Citronen mine, Greenland: Ironbark adds 90,000t of zinc

By Jonathan Campion
A review of the mine plan for the zinc/lead project in Greenland has delivered an extra 90,000 tons of zinc over the first six years of production...

The project owner, the Australian miner Ironbark Zinc, announced to its shareholders on Monday that the review had brought the optimum scale of the project up to 3.3 million tons of zinc per year. The life of the mine has been established at 14 years.

According to the company, this additional output has been made possible thanks to new twin declines installed to access the main orebodies, which will allow for much improved metal recovery.

Ironbark’s managing director Michael Jardine commented on the review: “This study represents the first instalment of several reviews currently being undertaken to ensure that the feasibility study for the Citronen project is completely refreshed by taking advantage of the many changes in technologies, standards and pricing that have occurred since the original study work was completed in 2012”.

“These initial findings, focused on the mining operations, demonstrate the wisdom of this approach and serve to reinforce the magnitude of the opportunity that the Citronen ore deposit represents. These mining study results further de-risk the project by the adoption of updated mining practices, an optimised new mine plan and more efficient production schedule.”
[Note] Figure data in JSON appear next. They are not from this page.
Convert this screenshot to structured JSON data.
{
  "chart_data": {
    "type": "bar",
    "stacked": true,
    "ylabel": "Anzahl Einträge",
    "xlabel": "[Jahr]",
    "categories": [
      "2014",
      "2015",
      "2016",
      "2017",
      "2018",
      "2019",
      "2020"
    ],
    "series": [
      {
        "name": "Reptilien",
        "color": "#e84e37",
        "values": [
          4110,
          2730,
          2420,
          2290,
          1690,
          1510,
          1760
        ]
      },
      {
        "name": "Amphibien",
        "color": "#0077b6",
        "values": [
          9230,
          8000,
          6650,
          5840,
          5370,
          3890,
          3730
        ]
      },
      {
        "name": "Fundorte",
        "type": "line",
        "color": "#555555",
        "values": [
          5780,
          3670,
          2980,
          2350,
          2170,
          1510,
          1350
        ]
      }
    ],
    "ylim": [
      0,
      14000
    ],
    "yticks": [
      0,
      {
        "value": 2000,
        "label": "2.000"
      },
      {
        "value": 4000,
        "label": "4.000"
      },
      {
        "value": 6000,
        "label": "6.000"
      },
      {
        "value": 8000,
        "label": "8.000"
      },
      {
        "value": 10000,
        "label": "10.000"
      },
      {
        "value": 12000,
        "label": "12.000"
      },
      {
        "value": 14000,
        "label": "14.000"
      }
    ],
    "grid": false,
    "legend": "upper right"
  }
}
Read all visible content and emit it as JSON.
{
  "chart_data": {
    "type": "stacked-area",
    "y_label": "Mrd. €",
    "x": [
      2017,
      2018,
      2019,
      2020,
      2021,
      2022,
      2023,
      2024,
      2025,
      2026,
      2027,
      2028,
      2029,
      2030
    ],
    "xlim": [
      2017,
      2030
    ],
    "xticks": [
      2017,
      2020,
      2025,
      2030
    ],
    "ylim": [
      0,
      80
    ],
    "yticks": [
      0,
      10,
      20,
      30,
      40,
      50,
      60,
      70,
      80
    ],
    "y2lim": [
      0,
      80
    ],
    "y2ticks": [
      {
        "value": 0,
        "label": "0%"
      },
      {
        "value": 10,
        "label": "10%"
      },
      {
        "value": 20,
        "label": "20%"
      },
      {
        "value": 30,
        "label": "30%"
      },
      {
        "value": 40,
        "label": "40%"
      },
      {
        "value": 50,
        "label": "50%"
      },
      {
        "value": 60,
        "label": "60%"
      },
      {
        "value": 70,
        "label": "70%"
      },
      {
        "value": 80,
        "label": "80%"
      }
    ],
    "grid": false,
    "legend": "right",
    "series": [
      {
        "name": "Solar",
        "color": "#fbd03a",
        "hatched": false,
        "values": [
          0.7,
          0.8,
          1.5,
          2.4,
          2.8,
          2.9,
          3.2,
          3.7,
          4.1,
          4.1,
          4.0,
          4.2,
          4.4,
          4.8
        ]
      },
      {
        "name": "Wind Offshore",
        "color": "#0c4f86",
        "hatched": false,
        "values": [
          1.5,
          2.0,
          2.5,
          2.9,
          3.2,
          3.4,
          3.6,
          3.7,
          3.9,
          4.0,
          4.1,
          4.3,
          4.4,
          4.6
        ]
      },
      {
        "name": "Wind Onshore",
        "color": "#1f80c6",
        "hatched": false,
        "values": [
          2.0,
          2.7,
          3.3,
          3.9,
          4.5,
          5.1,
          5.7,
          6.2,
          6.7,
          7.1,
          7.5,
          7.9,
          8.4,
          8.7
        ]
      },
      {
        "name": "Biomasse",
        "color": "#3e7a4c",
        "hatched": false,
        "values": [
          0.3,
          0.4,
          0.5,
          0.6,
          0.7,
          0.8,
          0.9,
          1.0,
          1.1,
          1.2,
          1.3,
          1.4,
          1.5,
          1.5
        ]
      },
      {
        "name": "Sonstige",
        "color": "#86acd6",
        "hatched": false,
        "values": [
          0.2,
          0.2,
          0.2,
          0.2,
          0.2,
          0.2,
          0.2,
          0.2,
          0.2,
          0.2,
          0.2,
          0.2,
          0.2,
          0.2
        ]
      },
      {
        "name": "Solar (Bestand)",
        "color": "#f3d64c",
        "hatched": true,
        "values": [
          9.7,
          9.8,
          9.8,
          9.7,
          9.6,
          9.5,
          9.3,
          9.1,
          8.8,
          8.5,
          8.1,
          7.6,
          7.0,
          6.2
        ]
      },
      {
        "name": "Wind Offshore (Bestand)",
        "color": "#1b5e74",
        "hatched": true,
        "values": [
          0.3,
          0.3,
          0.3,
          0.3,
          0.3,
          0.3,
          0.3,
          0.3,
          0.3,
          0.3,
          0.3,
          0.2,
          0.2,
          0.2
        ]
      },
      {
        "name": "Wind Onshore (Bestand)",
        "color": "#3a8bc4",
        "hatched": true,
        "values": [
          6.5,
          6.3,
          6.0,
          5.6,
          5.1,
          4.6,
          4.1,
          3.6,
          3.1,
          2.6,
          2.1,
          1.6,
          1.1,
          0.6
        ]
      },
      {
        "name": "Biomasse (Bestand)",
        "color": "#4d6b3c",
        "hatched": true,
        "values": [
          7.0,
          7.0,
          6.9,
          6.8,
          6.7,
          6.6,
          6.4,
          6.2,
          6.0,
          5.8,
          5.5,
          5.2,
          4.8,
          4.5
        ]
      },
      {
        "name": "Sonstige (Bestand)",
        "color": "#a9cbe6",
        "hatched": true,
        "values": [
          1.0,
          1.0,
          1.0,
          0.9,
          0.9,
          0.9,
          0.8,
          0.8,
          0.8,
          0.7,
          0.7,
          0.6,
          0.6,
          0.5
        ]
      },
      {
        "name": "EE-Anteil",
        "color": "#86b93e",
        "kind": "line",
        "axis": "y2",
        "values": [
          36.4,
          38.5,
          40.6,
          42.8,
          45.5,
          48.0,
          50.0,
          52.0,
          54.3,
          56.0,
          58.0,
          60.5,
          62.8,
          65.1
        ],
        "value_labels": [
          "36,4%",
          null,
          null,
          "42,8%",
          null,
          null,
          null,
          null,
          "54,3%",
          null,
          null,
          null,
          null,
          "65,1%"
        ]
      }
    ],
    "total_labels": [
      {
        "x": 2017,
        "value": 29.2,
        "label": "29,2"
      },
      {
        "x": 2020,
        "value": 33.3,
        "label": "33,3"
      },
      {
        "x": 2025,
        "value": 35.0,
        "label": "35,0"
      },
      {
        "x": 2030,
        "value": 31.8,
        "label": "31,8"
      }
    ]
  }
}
Jardine added that the Citronen project is being positioned as a priority for investment among Ironbark’s major zinc projects, due to the site’s long mine life, its potential for substantial exploration, its valid mining licence, and the support available to Ironbark from base metal traders Glencore and Trafigura.

Offtake agreements with Glencore and Trafigura would allow around 70% of ore concentrate produced at Citronen to be committed.

While focussed on northern Greenland, Ironbark’s mineral assets in Australia comprise three base and precious metal projects in New South Wales.